【昔の僕はスーパークールビズ】
以前、僕が勤めていた出版社では営業関係以外ほとんどがカジュアルウエアで勤務していた。もちろん一年中。きっと今でもそうだと思う。
しかし、どんな格好でもいいというわけではなかった。たったひとつだけ存在したルールを守れなかったら、帰宅してでも、買いに行ってでも守らないとスタッフ全員から総攻撃を受けた。
もちろんスーツで出社してもいい。つまり服装は完全自由。ひとつだけあったルールさえ守れば。
そのルールは……「高価である必要はない。ダサい格好で出社するな。個性的であれ」。
こんな会社で育ったせいか、今回のスーパークールビズは「いまから?」という思いが強い。新入社員の頃は、スーツ一辺倒で汗だくになりながら歩いているビジネスマンと自分を見比べて、僕はビジネスマンじゃないんだなあと、思ったことも多かった。
もちろん、一年もするとそのルールに慣れ、自由形の服装を楽しめるようになった。と同時に、服装が個性だけでなく職業も言い表わすということを身体で感じるようになっていた。そう、日本のサラリーマンって大変だなあ、と人ごとのように思っていたものだ。
【お国柄でフォーマルなスタイルも変わる】
オーストラリアの膝上丈でバニューダショーツを少しゆったりとさせたようなショーツスタイル。フィリピンやタイの白い麻製で白い刺繍や地紋が入った涼しげなシャツスタイル。
今騒がれているスーパークールビズ以上にクールなスタイルをオフィシャルなものにしている国や地域だっていくつもある。日本だって沖縄のかりゆしシャツという素晴らしいものがある。
人間は住んでいる地域の環境に合わせて服をアレンジするという典型的な例だろう。
ところで、 今日のテレビニュースで何度も登場していた「おにぎり顔+ミシュランボディ」で赤いアロハを着ていた環境省職員には、正直なところ、ビックリ&大笑いしてしまったが、あそこまでいくとあの格好でも暑いのではと心配になる。なにも彼が広報役にならなくてもよかったと思うのだが……。あれでは定着するものも定着しないのではと妙な心配までしてしまった。
【スーツ&ネクタイは現代の裃(かみしも)】
どんなにスーパークールビズと言うような提案をしても、スーツとネクタイの組み合わせが、江戸時代の武士が儀礼を尽くして登城する時の服装感を基本にしている日本のビジネスマンにとっては「余計なお世話」ではと考えてしまうのは僕だけだろうか。

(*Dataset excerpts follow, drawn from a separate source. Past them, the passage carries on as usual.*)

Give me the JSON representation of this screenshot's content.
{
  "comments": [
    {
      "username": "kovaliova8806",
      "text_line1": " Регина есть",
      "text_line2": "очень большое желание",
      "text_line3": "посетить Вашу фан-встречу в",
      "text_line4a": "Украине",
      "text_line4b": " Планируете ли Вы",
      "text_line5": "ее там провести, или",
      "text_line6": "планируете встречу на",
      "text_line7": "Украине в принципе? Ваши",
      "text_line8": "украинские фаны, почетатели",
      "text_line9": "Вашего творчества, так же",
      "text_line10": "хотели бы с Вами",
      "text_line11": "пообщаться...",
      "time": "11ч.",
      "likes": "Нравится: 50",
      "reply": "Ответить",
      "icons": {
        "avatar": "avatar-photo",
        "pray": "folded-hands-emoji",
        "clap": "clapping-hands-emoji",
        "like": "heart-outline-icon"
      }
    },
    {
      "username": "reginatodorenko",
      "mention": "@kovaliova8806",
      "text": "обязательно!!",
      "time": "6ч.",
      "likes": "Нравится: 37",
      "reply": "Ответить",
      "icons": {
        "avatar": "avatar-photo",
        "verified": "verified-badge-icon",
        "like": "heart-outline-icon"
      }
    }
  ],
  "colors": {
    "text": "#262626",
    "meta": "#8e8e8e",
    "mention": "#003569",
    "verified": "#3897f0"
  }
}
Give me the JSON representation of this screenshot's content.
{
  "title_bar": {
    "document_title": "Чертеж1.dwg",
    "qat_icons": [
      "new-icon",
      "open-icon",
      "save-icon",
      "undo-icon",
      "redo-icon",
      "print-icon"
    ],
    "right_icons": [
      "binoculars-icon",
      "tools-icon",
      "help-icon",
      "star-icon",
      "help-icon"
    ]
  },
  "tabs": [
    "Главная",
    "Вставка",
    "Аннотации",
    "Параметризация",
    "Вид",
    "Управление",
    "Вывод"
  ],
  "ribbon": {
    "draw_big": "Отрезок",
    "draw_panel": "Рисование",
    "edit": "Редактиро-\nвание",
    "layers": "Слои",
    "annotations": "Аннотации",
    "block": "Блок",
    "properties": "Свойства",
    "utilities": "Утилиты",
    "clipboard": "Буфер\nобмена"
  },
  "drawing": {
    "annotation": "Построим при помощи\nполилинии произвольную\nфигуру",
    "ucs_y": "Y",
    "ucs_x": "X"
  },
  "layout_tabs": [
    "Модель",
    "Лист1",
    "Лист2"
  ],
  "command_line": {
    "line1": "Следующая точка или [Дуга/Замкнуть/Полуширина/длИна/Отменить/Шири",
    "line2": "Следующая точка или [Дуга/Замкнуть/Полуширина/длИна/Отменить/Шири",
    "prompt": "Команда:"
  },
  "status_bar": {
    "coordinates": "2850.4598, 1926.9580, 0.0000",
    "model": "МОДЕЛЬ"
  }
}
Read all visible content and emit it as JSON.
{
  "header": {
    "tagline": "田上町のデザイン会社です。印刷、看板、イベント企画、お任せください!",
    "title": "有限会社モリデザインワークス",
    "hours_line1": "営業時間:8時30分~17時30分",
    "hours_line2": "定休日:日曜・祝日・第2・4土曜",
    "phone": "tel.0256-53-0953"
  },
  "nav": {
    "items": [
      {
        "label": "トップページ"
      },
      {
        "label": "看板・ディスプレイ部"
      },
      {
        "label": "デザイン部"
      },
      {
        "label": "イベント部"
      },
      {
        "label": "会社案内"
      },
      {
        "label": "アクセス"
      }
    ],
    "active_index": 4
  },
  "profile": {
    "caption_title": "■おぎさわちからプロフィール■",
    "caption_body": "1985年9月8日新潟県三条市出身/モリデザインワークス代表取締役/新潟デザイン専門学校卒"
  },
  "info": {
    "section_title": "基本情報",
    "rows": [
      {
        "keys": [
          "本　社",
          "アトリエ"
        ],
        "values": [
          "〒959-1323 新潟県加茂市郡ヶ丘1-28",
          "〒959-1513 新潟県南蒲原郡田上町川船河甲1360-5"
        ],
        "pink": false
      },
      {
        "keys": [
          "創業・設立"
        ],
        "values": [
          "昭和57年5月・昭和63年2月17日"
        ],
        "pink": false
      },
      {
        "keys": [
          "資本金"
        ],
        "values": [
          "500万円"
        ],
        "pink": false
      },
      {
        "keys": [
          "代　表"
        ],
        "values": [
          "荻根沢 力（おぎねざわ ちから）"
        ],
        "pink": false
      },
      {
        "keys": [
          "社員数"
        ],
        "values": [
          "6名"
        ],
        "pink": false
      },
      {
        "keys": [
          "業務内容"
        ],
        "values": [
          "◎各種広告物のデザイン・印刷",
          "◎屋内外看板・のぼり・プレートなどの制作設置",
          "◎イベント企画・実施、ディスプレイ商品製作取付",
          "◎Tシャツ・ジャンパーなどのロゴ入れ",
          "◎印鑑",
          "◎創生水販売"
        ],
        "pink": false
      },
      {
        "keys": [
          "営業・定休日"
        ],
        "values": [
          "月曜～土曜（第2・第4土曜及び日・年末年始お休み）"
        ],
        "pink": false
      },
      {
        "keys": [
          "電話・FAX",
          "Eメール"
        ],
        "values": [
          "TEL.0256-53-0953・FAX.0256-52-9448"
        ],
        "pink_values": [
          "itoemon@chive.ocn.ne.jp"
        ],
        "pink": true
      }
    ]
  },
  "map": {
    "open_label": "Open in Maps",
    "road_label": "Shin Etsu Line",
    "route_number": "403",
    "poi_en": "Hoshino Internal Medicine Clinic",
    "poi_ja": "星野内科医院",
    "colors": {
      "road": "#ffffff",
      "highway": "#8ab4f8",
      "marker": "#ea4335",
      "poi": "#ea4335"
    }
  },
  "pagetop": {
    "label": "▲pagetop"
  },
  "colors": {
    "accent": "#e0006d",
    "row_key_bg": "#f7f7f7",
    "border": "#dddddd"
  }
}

さすがにこの夏、ガッチリと着こんで寒いくらいに冷房を効かせた室内で仕事をするほど「空気の読めない」人はいないはず。しかしサムライ精神は変わっていないのだ。だから、カジュアルなファッションセンスなんて磨いてこなかった。こんな状態で、それではどうぞと言われても悩むばかり。 むしろ、ジャケットを脱ぎ、袖をロールアップし、ネクタイを緩め、というラフなスーツスタイル程度でいいじゃないか。あまり騒ぎすぎるほどのことでもないだろう。
無理をして妙なスタイルで仕事をするよりも、慣れた格好を着崩したほうがサマになるのは目に見えている。
サラリーマン諸氏よ。無理するのは仕事だけ。服装で無理をするのはほどほどに、である。